In this structure, the DSP algorithm would be executed in the processor. Once all the signal is stored in the DDR, the FPGA raises an interruption to the APU or the RPU to indicate that data is ready to be processed. Since data is stored, and later processed, we can’t use this structure for algorithms that require running in real-time, for example, a signal that is filtered to be used in motor control. This structure will be very useful to, for example, check the integrity of a signal to generate metrics. Notice that the APUis designed to run a high-end operating system such as Linux, so using one or more core of it to run algorithms could be inefficient. For that purpose, Zynq MPSOC also features the RPU, a dual-core ARM Cortex R5. This processor has also direct access to the DDR, so using it to execute a DSP algorithm over data that is stored in the DDR is as fast as do it from the APU. The only difference is the speed. While the APU runs up to 1.5 GHz, the RPU is limited to 600 MHz, which is fast enough to run any DSP algorithm.
For now, we used the FPGA just to acquire the signal, but if we are working with RF signals or any signal above 0.5 GHz, we will face many problems executing any algorithm in real-time, so we just have one choice, execute it in the FPGA. In the next two structures, both the acquisition and the processing are executed in the FPGA. Many times, the processing that we execute in the FPGA is just a pre-processing such as demodulation to bring the signal to base-band and reduce its frequency. In the next structure we will find that the APU is the receptor of the signal.
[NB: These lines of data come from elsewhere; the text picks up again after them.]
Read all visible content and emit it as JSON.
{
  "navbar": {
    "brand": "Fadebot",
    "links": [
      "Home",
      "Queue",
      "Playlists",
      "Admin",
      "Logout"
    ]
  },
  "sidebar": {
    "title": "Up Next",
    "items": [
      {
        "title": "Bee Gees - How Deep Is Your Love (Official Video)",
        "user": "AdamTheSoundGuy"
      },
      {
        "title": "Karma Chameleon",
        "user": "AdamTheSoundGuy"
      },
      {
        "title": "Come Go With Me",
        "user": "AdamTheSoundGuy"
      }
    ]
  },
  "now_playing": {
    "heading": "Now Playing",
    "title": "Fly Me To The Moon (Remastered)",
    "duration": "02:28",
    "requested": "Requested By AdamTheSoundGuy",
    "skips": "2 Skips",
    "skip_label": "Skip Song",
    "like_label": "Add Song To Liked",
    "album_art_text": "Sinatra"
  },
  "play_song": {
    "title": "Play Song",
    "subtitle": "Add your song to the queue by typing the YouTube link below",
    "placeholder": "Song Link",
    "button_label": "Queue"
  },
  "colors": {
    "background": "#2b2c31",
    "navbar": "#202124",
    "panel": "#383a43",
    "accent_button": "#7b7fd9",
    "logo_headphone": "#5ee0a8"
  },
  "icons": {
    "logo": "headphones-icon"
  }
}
In this case, if the APU is running Linux, we can run into jitter problems since some system interrupts could delay the algorithm execution.
To avoid the jitter in the algorithms tasks, we can use a real-time operating system (RTOS), either in the APU or in the RPU, although as I said before, is better to reserve the APU for high-level tasks. This kind of operating systems allow us to control precisely when the tasks are executed but forget to use it to execute DSP algorithms in real-time with fast signals. Usually, the time step of this operating systems is between 1 ms and 10 ms, they allow us to execute a task with a period of 1 ms, which is enough to execute, for example, a stream of audio samples.
In addition, if we use the RPU, we can replace the DDR with the TCM, so we will take advantage of the low latency path between the RPU and the TCMs.
In summary, using complex devices such as Zynq MPSOC or even Zynq7000, adds an extra step in the design process. We not only have to design and implement the algorithm but also select the best device in which to execute it. Honestly, having different options to execute an algorithm is the type of decision that I would like to take in many other fields.